Ecco tutti i consigli per mantenere l'efficacia e la bellezza di questi oggetti nel tempo

Per preservare nel tempo la trasparenza e la brillantezza degli oggetti in plexiglass o in policarbonato è necessario osservare alcuni semplici accorgimenti in fase di pulizia.

Barriera in Plexiglass con finestra anti coronovirus: come pulire correttamente

In particolare, bisogna fare attenzione a non graffiare le superfici con sfregamenti energici oppure facendo uso di panni o spugne abrasive.
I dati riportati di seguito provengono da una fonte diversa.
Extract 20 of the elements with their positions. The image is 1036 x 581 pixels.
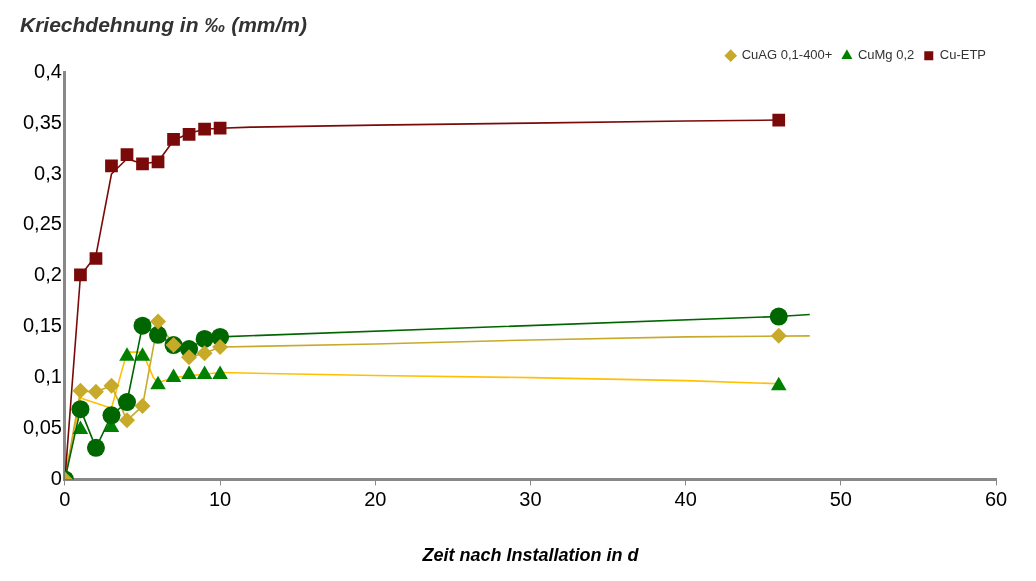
x-tick-label: 30 [519,487,542,510]
y-tick-label: 0 [50,466,62,489]
y-tick-label: 0,4 [34,59,62,82]
x-tick-label: 50 [829,487,852,510]
x-tick-label: 40 [674,487,697,510]
legend-label: Cu-ETP [939,47,986,63]
x-tick-label: 60 [984,487,1008,510]
y-tick-label: 0,3 [34,161,62,184]
y-tick-label: 0,15 [22,314,62,337]
y-tick-label: 0,35 [22,110,62,133]
chart-title: Kriechdehnung in ‰ (mm/m) [20,13,308,37]
legend-label: CuAG 0,1-400+ [741,47,833,63]
y-tick-label: 0,05 [22,416,62,439]
y-tick-label: 0,1 [34,365,62,388]
legend-label: CuMg 0,2 [857,47,915,63]
x-tick-label: 10 [208,487,232,510]
x-axis-title: Zeit nach Installation in d [421,545,640,566]
y-tick-label: 0,25 [22,212,62,235]
x-tick-label: 20 [364,487,387,510]
y-tick-label: 0,2 [34,263,62,286]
Per le operazioni di pulizia e lucidatura, è importante:

1. Fare uso di un panno morbido. Per scongiurare il rischio di abrasioni accidentali, è preferibile usare quelli in microfibra, feltro o cotone.

2. Per evitare che la polvere, generata dalle cariche elettrostatiche prodotte dallo strofinamento, si ridepositi immediatamente sulle superfici in plexiglass, si può fare uso di un liquido detergente antistatico.

3. Per rimuovere gli aloni si può ricorrere ad un prodotto per vetri a base non alcolica o ad un detergente non acido come del sapone neutro diluito (il classico “Sapone di Marsiglia).

4. Del tutto sconsigliato il ricorso a prodotti aggressivi come glassex, vetril, ammoniaca, candeggina e alcol. Tutte queste sostanze, infatti, contengono additivi chimici che possono provocare l’ingiallimento del plexiglass.

5. Per combattere l’opacizzazione delle superfici causata dallo sporco, si può ricorrere ad un polish liquido per carrozzerie. Il prodotto va passato sull’oggetto e poi rimosso con un panno e un detergente per vetri delicato. Se, invece, l’opacizzazione non è causata dallo sporco, potrebbe essere dovuta al contatto con sostanze e agenti chimici che hanno compromesso la struttura del materiale. In questo caso risulta impossibile riportare il plexiglass alla sua brillantezza originaria. Per prevenire questo inconveniente, è importante evitare di mettere a contatto le superfici in plexiglass con tutta una serie di sostanze, tra cui: alcol, acetone, smalto per unghie, lysoform, tintura di iodio, cloro, smacchiatori, solventi cosmetici, canfora, inchiostri e lacche.

6. Per eliminare graffi leggeri e aloni, si può ricorrere alla pasta antigraffio. La pasta antigraffio elimina i graffi superficiali causati dalla normale usura delle superfici. Quelli profondi o i danni provocati da oggetti appuntiti non verranno eliminati ma soltanto attenuati.